半田さんは、岸田政権が年内の安保3文書改定に盛り込もうとしている敵基地攻撃能力の保有について、次のように指摘した。
「敵基地攻撃といっても、そもそも自衛隊は70年以上、専守防衛でやってきており、北朝鮮や中国のミサイル基地が一体どの位置にあるのか分かっていない。北朝鮮は今回、数十回もミサイルを撃ったが、固定化した基地からは一度も撃っていない。移動式の発射台や潜水艦などから撃っている。自衛隊は米軍と違って偵察衛星を持っていないし、人的な諜報活動もできないから、敵基地攻撃能力といっても結局は米国の情報に頼るしかない」
半田さんは、敵基地攻撃能力の保有が求められる理由について、「朝鮮半島有事、台湾有事において、米軍の手先として自衛隊が役に立つということ。自衛隊が単独で北朝鮮や中国を攻撃する理由はないし、逆に北朝鮮も中国も日本を攻撃する理由はない。自衛隊が米軍と共に戦うから攻撃の対象になる」と指摘した。
また、抑止力を強めれば安全になるという考え方について「全く違う」と語った。
「軍事力を強めて抑止力を高めたとしても、相手がそのとおりに受け止めなければ、いくらでも戦争になってしまう。歴史が証明している。安全になろうとして軍事力を強めると、他国はそれを疑って軍事力を強化して、結局、地域が不安定化する。『安全保障のジレンマ』に陥ってしまう」
また、沖縄県が台湾有事に巻き込まれた場合、146万人の県民はどこに避難すればいいのかと疑問を呈した。
「国民保護計画に基づいて、沖縄県では1294ヵ所が避難場所にすでに指定されているが、どうやって逃げるのか誰も分からない。
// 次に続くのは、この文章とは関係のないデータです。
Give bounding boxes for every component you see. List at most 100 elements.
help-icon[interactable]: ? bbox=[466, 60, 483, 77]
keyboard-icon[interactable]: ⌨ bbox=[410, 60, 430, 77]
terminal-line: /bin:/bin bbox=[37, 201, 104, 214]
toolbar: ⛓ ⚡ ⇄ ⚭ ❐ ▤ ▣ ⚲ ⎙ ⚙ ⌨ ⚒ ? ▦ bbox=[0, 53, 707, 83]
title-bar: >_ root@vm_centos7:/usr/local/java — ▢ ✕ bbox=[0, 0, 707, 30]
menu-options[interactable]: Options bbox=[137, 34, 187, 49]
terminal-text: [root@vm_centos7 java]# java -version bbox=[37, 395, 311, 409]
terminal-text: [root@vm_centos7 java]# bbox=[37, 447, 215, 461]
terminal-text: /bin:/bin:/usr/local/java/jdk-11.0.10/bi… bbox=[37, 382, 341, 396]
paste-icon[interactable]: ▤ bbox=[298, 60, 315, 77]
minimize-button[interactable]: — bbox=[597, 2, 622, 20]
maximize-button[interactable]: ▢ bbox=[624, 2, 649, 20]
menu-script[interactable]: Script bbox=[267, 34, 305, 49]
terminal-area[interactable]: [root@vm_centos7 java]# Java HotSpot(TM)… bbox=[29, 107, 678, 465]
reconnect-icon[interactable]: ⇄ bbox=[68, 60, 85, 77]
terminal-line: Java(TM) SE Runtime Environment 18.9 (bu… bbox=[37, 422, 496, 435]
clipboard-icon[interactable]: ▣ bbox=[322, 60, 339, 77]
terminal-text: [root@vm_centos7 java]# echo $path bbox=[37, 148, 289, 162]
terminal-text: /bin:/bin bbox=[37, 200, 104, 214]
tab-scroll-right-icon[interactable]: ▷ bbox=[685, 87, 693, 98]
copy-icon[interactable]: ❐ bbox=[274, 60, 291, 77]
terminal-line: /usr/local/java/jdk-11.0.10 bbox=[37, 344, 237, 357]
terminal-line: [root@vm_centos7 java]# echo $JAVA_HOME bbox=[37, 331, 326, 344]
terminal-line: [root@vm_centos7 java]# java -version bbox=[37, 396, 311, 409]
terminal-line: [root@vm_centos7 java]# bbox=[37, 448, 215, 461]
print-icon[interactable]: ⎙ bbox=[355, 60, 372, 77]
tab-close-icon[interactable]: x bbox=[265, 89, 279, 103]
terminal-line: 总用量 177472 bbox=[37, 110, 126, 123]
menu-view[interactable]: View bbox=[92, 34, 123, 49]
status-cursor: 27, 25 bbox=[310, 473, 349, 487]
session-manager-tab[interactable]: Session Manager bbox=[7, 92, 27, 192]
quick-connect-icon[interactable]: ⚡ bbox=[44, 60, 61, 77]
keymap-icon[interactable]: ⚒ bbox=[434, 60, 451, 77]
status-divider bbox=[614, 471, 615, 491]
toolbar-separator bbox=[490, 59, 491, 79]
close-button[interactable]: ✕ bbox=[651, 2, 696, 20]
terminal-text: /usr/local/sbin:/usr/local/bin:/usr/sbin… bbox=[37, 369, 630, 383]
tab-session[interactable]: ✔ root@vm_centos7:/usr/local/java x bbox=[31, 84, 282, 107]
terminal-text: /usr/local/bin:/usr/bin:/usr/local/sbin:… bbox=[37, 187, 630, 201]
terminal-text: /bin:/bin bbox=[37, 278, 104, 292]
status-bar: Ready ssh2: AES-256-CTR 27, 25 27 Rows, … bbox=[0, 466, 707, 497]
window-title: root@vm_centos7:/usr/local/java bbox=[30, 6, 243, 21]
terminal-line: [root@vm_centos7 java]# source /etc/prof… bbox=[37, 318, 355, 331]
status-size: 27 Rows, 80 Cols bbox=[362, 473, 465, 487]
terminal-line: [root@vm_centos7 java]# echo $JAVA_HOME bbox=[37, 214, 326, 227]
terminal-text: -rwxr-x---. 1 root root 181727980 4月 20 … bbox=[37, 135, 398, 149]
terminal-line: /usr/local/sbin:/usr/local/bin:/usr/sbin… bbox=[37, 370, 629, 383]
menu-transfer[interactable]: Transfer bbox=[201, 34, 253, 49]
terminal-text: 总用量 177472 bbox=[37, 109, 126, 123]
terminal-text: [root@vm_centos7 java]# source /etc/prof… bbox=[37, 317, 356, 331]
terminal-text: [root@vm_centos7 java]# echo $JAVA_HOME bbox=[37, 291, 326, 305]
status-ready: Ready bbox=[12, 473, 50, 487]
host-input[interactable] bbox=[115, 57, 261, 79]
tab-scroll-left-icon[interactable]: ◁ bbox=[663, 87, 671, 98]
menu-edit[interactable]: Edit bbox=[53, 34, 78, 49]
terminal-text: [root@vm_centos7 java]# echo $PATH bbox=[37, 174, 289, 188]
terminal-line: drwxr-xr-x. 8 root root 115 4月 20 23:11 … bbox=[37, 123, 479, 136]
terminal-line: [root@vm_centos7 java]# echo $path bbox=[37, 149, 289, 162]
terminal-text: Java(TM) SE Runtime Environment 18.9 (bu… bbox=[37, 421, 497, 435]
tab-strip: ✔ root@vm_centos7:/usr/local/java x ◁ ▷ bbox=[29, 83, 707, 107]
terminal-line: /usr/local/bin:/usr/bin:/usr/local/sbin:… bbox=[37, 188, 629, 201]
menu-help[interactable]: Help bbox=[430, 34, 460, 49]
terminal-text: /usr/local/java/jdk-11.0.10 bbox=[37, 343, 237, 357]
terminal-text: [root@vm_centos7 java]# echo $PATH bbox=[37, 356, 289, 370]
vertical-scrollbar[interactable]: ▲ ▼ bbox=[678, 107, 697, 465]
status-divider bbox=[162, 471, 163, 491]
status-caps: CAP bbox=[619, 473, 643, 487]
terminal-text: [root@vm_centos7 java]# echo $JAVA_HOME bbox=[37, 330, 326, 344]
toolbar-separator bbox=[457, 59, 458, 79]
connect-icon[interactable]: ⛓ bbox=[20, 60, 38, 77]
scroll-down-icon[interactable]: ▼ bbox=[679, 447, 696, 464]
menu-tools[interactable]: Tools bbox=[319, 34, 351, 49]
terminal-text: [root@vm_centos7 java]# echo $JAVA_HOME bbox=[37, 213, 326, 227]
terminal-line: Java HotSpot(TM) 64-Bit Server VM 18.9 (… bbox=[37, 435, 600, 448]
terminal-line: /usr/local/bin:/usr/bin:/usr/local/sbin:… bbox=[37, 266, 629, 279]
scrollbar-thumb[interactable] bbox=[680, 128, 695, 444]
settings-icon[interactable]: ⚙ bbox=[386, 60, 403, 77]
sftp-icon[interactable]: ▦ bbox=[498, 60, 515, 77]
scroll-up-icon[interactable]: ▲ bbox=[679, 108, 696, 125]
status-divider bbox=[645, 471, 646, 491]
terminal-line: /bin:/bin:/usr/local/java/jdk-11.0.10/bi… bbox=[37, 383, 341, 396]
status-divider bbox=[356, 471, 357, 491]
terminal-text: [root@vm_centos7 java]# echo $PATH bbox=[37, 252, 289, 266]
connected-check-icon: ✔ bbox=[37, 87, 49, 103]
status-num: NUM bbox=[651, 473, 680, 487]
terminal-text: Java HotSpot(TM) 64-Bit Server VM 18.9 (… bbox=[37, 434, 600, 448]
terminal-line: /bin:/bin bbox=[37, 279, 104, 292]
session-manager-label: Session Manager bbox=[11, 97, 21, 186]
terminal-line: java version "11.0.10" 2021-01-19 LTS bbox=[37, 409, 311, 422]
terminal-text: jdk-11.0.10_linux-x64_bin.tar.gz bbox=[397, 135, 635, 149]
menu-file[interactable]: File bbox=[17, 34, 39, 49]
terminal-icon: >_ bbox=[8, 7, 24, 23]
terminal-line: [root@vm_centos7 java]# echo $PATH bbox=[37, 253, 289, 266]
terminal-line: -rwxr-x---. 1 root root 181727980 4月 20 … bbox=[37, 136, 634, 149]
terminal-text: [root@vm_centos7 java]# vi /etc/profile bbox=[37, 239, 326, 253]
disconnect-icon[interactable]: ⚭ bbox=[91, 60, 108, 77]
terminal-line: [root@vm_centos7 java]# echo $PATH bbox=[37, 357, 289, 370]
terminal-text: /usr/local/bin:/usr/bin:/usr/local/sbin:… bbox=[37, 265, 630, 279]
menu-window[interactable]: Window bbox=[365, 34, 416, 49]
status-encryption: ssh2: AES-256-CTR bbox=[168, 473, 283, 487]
宮古島の場合、人口5万5000人が避難に必要なバスは1088台、航空機が363機、船舶が109隻。これほどの交通手段を一度に動員できるのか。避難先と指定される沖縄本島までが攻撃対象となれば、どこへ逃げればいいのか」
その上で「結局、政府は、離島間の調整を含めて自治体に丸投げしている」と厳しく批判した。
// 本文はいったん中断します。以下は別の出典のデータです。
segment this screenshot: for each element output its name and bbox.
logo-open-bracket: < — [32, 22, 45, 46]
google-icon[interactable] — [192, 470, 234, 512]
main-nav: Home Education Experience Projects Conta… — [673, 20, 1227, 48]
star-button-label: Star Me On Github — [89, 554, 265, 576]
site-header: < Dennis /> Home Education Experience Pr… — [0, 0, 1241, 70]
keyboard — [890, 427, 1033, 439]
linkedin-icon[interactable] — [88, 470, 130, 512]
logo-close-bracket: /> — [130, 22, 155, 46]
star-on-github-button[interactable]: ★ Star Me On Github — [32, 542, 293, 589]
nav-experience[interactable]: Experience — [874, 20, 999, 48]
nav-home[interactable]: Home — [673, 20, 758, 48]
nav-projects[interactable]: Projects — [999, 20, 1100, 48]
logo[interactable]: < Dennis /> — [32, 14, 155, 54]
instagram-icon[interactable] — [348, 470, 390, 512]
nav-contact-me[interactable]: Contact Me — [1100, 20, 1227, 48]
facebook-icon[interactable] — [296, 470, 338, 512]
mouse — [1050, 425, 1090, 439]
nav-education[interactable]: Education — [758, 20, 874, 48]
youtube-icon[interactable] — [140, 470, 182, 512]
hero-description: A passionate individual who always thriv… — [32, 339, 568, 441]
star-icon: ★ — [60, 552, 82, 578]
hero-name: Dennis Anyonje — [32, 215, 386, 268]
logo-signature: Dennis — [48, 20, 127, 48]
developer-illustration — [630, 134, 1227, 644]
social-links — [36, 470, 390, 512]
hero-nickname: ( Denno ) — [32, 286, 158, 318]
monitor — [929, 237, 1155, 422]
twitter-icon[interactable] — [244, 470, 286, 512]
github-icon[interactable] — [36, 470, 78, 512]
そして、「離島の住民を安全に避難させることができないわけだから、台湾有事に日本は絶対に関わってはならない。戦争を起こさないこと以外に日本が安全に生きる方法はない」と強調した。
その上で、「日本は経済的にも、外交的にも、国際的影響力を低下させている。その状況下で日本がなすべきは、韓国やASEAN(東南アジア諸国連合)諸国などのアジア域内国、英国など欧州の域外国と連携して、米中に戦争回避を訴え続けることだ」と訴えた。
最後に、半田さんは「1人の日本人も死なせない、1人の外国人も殺さない。これは日本国憲法の精神であり、軍事力ではなく外交力を展開する時だ」としめくくった。